What I’d like to be able to do is look at a playlist and add certain episodes to my queue, then have a button to delete everything in that podcast that’s not queued or in progress. Or simply have episodes that are not “retained” by a (manual) playlist eventually go away (if they were downloaded before the last time I reviewed that podcast).

Overcast:

“+” means you don’t currently follow that podcast, and won’t automatically get any more episodes from it. Tapping it follows the podcast.

(“Follow” is the new word for “Subscribe” to match Apple’s terminology, since they’re the biggest podcast app, so that’s what people expect.)

Tim Hardwick (tweet):

Top of the much-requested features category is a new Mark as Played checkmark button on episode rows, which is also a left-side swipe action. There is also now a way to view all starred episodes, with special playlist options for Starred, Downloaded, and In Progress.

John Voorhees:

Overcast uses color to allow users to know if there’s anything in their playlists. If a playlist is empty, it’s gray. If the playlist has at least one episode in it, the playlist’s button turns a bright color.

[…]

I also added a Queue playlist because, in recent years, I’ve found that I listen to every episode of fewer shows than I used to. Having a Queue playlist where I can drop episodes that look interesting has been a handy way to organize my listening.

[…]

The combination of Recent episodes and my Queue playlist has become the way I manage most of the shows I listen to. If I want to start an episode now, I just tap its artwork in the Recent section. Otherwise, I long-press the artwork and send the episode to my Queue.

[…]

Overcast’s inactive list combines shows that haven’t published an episode recently with those that you no longer follow and where you manually deleted all episodes from your library[…]

Previously:

6 Comments

>The problem with the second group is that it’s a lot more work to delete the episodes I don’t want than to pick the ones that I do. I can either subscribe to everything and do a lot of deletions or not subscribe, but then I need to manually check for new episodes to “pick.” I have been doing the latter because otherwise episodes pile up and I run out of space.

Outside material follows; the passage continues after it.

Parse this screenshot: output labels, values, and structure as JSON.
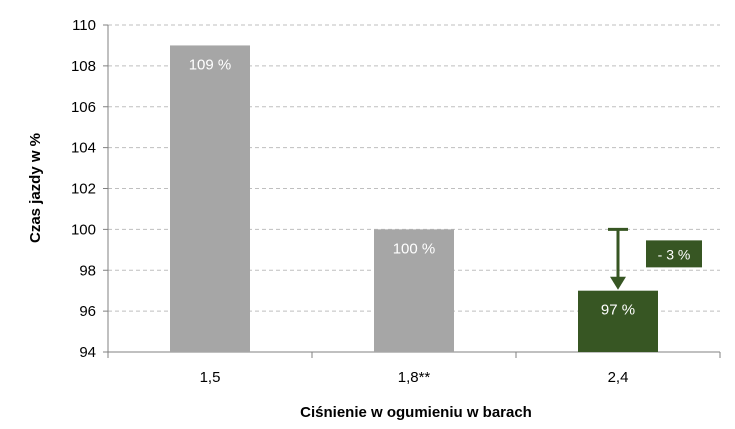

What about following (née subscribing to) those shows, but setting them to "stream when played"? They'll show up, but not take up space until you specifically download them.

@Sören That doesn’t really work for me because I may not have a signal (and don’t want to use cell data, in any case). Also, I want to triage the episodes in bulk so that when I do want to play I have lots of options ready to go, and then not have to see the ones I’ve already decided to ignore.

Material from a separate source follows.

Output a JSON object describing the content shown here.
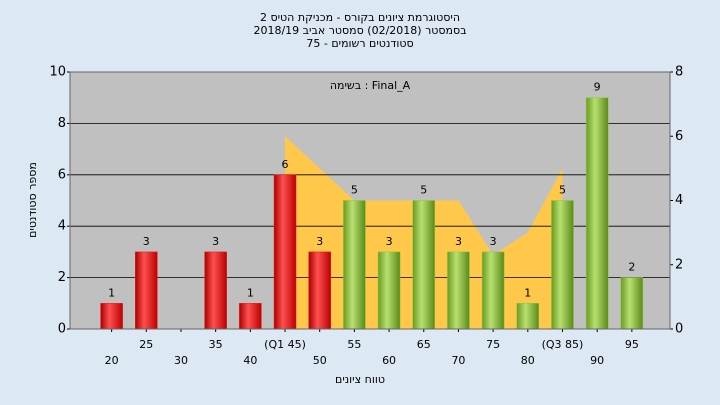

It sound’s like Castro’s triage model may work better for you. You can autoqueue episodes of completionist podcasts, but the bulk of episodes land in an Inbox. From there I queue the few episodes I want to listen manually and then clear the inbox with the Clear All button. In theory you could replicate such an Inbox with Overcast’s playlists but in practice I found that more complicated than having dedicated UI.

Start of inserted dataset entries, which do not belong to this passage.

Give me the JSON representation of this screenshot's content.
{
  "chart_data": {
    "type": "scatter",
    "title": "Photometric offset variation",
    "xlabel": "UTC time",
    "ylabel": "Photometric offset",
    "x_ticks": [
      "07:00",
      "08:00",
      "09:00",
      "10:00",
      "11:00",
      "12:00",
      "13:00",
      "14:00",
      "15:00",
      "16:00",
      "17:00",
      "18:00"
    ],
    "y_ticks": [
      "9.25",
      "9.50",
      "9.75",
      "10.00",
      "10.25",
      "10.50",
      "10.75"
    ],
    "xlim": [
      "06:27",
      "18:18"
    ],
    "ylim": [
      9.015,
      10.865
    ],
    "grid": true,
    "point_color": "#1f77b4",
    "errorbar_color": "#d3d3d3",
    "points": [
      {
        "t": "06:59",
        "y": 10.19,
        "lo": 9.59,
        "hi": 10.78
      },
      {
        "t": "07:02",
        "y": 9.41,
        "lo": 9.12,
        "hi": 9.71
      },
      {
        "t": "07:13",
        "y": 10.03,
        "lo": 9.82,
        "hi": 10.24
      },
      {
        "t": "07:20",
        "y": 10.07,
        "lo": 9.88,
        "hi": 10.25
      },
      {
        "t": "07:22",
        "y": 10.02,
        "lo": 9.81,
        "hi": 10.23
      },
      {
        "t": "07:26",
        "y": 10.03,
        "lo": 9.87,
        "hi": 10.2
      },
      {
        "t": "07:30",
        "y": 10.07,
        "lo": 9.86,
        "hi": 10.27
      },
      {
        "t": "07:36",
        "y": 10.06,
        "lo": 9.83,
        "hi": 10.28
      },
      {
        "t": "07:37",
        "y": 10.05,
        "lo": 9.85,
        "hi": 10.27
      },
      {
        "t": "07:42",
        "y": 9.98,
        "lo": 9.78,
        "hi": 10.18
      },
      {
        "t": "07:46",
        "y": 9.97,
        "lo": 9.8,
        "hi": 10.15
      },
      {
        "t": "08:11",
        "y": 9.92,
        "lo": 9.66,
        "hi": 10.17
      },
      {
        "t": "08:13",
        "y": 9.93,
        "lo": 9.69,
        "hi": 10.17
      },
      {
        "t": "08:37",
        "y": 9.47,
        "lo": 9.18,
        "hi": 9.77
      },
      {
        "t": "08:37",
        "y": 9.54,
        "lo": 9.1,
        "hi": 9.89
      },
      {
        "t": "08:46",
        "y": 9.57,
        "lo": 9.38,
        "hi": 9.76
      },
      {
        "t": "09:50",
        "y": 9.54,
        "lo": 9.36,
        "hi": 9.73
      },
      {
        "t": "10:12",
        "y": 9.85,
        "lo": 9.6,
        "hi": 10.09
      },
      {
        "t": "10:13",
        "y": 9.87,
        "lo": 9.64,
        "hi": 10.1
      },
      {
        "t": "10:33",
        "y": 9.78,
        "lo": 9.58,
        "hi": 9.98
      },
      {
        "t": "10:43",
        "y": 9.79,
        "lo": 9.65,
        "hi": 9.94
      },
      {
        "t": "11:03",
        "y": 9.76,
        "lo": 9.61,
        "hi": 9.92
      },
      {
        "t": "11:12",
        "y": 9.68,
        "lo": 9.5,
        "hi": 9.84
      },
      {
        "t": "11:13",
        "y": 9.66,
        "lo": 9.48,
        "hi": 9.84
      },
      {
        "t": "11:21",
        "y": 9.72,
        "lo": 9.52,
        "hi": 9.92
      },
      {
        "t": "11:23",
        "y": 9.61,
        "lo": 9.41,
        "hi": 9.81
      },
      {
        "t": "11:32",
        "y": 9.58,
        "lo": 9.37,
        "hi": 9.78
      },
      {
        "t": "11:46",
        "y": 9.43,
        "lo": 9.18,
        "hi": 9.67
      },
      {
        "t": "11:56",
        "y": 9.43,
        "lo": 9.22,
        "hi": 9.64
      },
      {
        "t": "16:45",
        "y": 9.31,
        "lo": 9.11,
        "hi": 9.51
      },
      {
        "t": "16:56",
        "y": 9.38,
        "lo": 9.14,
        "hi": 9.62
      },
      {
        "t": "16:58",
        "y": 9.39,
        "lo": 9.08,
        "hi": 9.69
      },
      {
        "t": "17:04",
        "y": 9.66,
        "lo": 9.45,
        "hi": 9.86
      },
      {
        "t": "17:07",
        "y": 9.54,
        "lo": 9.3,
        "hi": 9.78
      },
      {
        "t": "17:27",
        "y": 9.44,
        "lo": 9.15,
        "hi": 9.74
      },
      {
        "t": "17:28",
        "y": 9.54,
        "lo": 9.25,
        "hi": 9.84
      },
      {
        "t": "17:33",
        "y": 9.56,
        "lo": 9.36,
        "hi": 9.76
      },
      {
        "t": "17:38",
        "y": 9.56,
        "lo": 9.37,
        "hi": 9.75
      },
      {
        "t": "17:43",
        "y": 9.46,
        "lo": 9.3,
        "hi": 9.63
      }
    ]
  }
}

Also there is a configurable playtime limit of nn hours of playtime for the Queue; over that Castro doesn’t download. Easier than managing that yourself.

What Castro itself misses are special purpose playlists. I find my queue is overflowing with some podcasts which I don’t want to listen in the normal queue flow; a place to store them would be great. The perfect podcast player for me doesn’t seem to exist yet; in my imagination it would be a Castro/Overcast mixture but the UI would seem rather more complicated.

How is it that Marco can make a crazily complex app in such a small file size, yet so many other apps that are seemingly much less complex take up 200-500MB? So many apps on my phone keep taking up more and more space as the years go by, but they barely do anything.

Wes Campaigne

@Ben G: He doesn’t use third-party frameworks, and his image assets are simple vector stuff (and increasingly just system-provided SFSymbols).

Compiled code is pretty small when you just directly use the system frameworks and don’t reinvent the wheel and/or add a bunch of layers of abstraction.

I just can't get over the loss of the original font late last year. Bring that back, and the app could be beautiful again.